ECLI:NL:RVS:2019:1618
Raad van State
- Hoger beroep
- Rechtspraak.nl
Hoger beroep vreemdelingenbewaring en proceskostenvergoeding
Op 21 mei 2019 heeft de Afdeling bestuursrechtspraak van de Raad van State uitspraak gedaan in een hoger beroep betreffende de vreemdelingenbewaring van een vreemdeling. De vreemdeling was bij besluit van 1 april 2019 in vreemdelingenbewaring gesteld. De rechtbank Den Haag had op 15 april 2019 het beroep van de vreemdeling tegen dit besluit ongegrond verklaard en het verzoek om schadevergoeding afgewezen. De vreemdeling, vertegenwoordigd door mr. F. Fonville, heeft hiertegen hoger beroep ingesteld.

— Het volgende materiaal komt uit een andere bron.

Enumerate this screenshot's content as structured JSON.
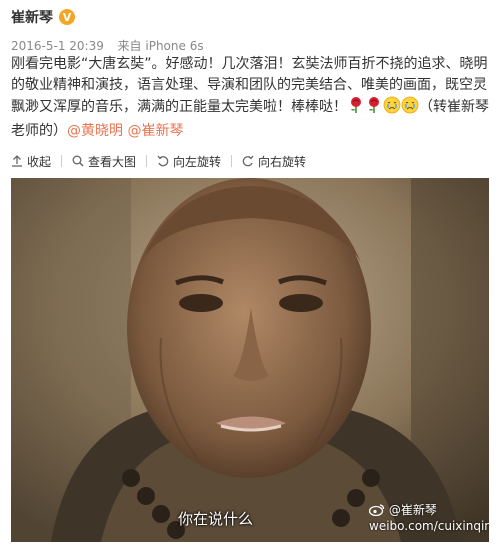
{
  "post": {
    "author": "崔新琴",
    "verified_badge": "V",
    "timestamp": "2016-5-1 20:39",
    "source_prefix": "来自",
    "source": "iPhone 6s",
    "text_main": "刚看完电影“大唐玄奘”。好感动！几次落泪！玄奘法师百折不挠的追求、晓明的敬业精神和演技，语言处理、导演和团队的完美结合、唯美的画面，既空灵飘渺又浑厚的音乐，满满的正能量太完美啦！棒棒哒！",
    "text_tail": "（转崔新琴老师的）",
    "mention_1": "@黄晓明",
    "mention_2": "@崔新琴",
    "emojis": [
      "rose-icon",
      "rose-icon",
      "crying-face-icon",
      "crying-face-icon"
    ]
  },
  "toolbar": {
    "collapse": "收起",
    "view_large": "查看大图",
    "rotate_left": "向左旋转",
    "rotate_right": "向右旋转"
  },
  "photo": {
    "subtitle": "你在说什么",
    "watermark_handle": "@崔新琴",
    "watermark_url": "weibo.com/cuixinqin"
  },
  "colors": {
    "link": "#eb7350",
    "badge": "#f5a623",
    "meta": "#888888"
  }
}
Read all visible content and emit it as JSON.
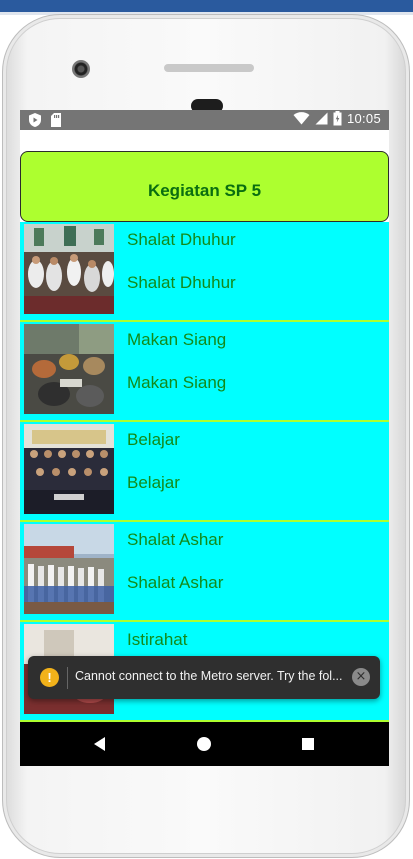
{
  "status_bar": {
    "time": "10:05",
    "icons": [
      "play-protect-icon",
      "sd-card-icon",
      "wifi-icon",
      "signal-icon",
      "battery-icon"
    ]
  },
  "header": {
    "title": "Kegiatan SP 5"
  },
  "activities": [
    {
      "title": "Shalat Dhuhur",
      "subtitle": "Shalat Dhuhur",
      "image": "prayer-hall-photo"
    },
    {
      "title": "Makan Siang",
      "subtitle": "Makan Siang",
      "image": "lunch-photo"
    },
    {
      "title": "Belajar",
      "subtitle": "Belajar",
      "image": "class-group-photo"
    },
    {
      "title": "Shalat Ashar",
      "subtitle": "Shalat Ashar",
      "image": "outdoor-prayer-photo"
    },
    {
      "title": "Istirahat",
      "subtitle": "",
      "image": "rest-photo"
    }
  ],
  "toast": {
    "message": "Cannot connect to the Metro server.  Try the fol...",
    "icon": "warning-icon",
    "close_icon": "close-icon"
  },
  "nav_bar": {
    "buttons": [
      "back-icon",
      "home-icon",
      "recents-icon"
    ]
  },
  "colors": {
    "header_bg": "#adff2f",
    "row_bg": "#00ffff",
    "row_text": "#138a1a",
    "header_text": "#0a6e10",
    "toast_bg": "#2f2f2f"
  }
}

De Afdeling heeft de rechtsvraag over het toekennen van een proceskostenvergoeding bij een gebrek in de direct aan de bewaring voorafgaande staandehouding, ophouding of verlenging van de ophouding behandeld. De Afdeling heeft vastgesteld dat de grief van de vreemdeling slaagt, en heeft het hoger beroep kennelijk gegrond verklaard. De uitspraak van de rechtbank is vernietigd voor zover deze de staatssecretaris van Justitie en Veiligheid niet heeft veroordeeld tot vergoeding van de proceskosten die de vreemdeling heeft gemaakt in verband met de behandeling van het beroep.
De staatssecretaris is veroordeeld tot vergoeding van de proceskosten tot een bedrag van € 1.536,00, geheel toe te rekenen aan door een derde beroepsmatig verleende rechtsbijstand. De uitspraak is openbaar uitgesproken op 21 mei 2019.